Dear Liz: I am in my late 50s, married and woefully unprepared financially for my later years. I was a stay-at-home mom for many years. I now work almost full time but my employer has no 401(k) or profit sharing or really any benefits at all. I just started putting $8,000 (the catch-up amount) into my Roth IRA. What else can I do now to make up for lost time?
Answer: You can’t really make up for the decades of compounded returns you missed by not investing earlier. But you can make some smart decisions now for a more comfortable retirement.
Your most important decision likely will be how you and your spouse claim Social Security. Your spouse almost certainly should wait to claim until age 70 to maximize their lifetime benefit and to lock in the highest possible survivor benefit. If you outlive your spouse, this benefit could comprise the bulk of your income. Consider reading “Get What’s Yours,” a book about Social Security claiming strategies by Laurence J. Kotlikoff and Philip Moeller. Just make sure to get the updated version that was published in 2016, since earlier versions refer to strategies that Congress eliminated.
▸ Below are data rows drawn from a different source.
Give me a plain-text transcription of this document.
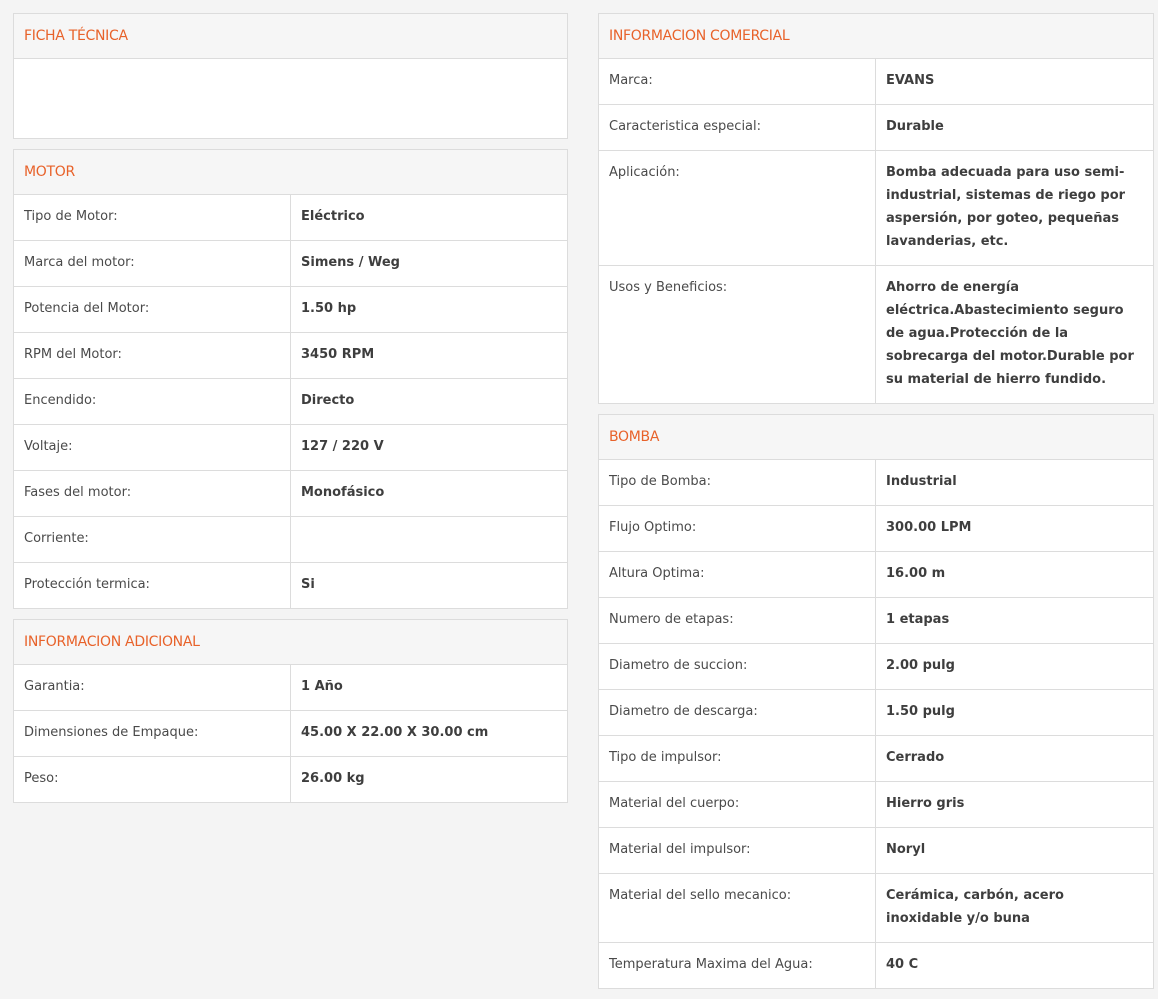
FICHA TÉCNICA
MOTOR
Tipo de Motor:	Eléctrico
Marca del motor:	Simens / Weg
Potencia del Motor:	1.50 hp
RPM del Motor:	3450 RPM
Encendido:	Directo
Voltaje:	127 / 220 V
Fases del motor:	Monofásico
Corriente:	
Protección termica:	Si
INFORMACION ADICIONAL
Garantia:	1 Año
Dimensiones de Empaque:	45.00 X 22.00 X 30.00 cm
Peso:	26.00 kg
INFORMACION COMERCIAL
Marca:	EVANS
Caracteristica especial:	Durable
Aplicación:	Bomba adecuada para uso semi-industrial, sistemas de riego por aspersión, por goteo, pequeñas lavanderias, etc.
Usos y Beneficios:	Ahorro de energía eléctrica.Abastecimiento seguro de agua.Protección de la sobrecarga del motor.Durable por su material de hierro fundido.
BOMBA
Tipo de Bomba:	Industrial
Flujo Optimo:	300.00 LPM
Altura Optima:	16.00 m
Numero de etapas:	1 etapas
Diametro de succion:	2.00 pulg
Diametro de descarga:	1.50 pulg
Tipo de impulsor:	Cerrado
Material del cuerpo:	Hierro gris
Material del impulsor:	Noryl
Material del sello mecanico:	Cerámica, carbón, acero inoxidable y/o buna
Temperatura Maxima del Agua:	40 C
Delaying retirement is another powerful way to compensate for a late start, since you’ll have more years to work and save. Consider finding an employer who will help you secure your future by providing a 401(k) with a generous match. You’ll be able to contribute substantially more to a workplace retirement plan than you would to a Roth.
You and your spouse should consider hiring a fee-only financial planner to review your situation and offer customized advice.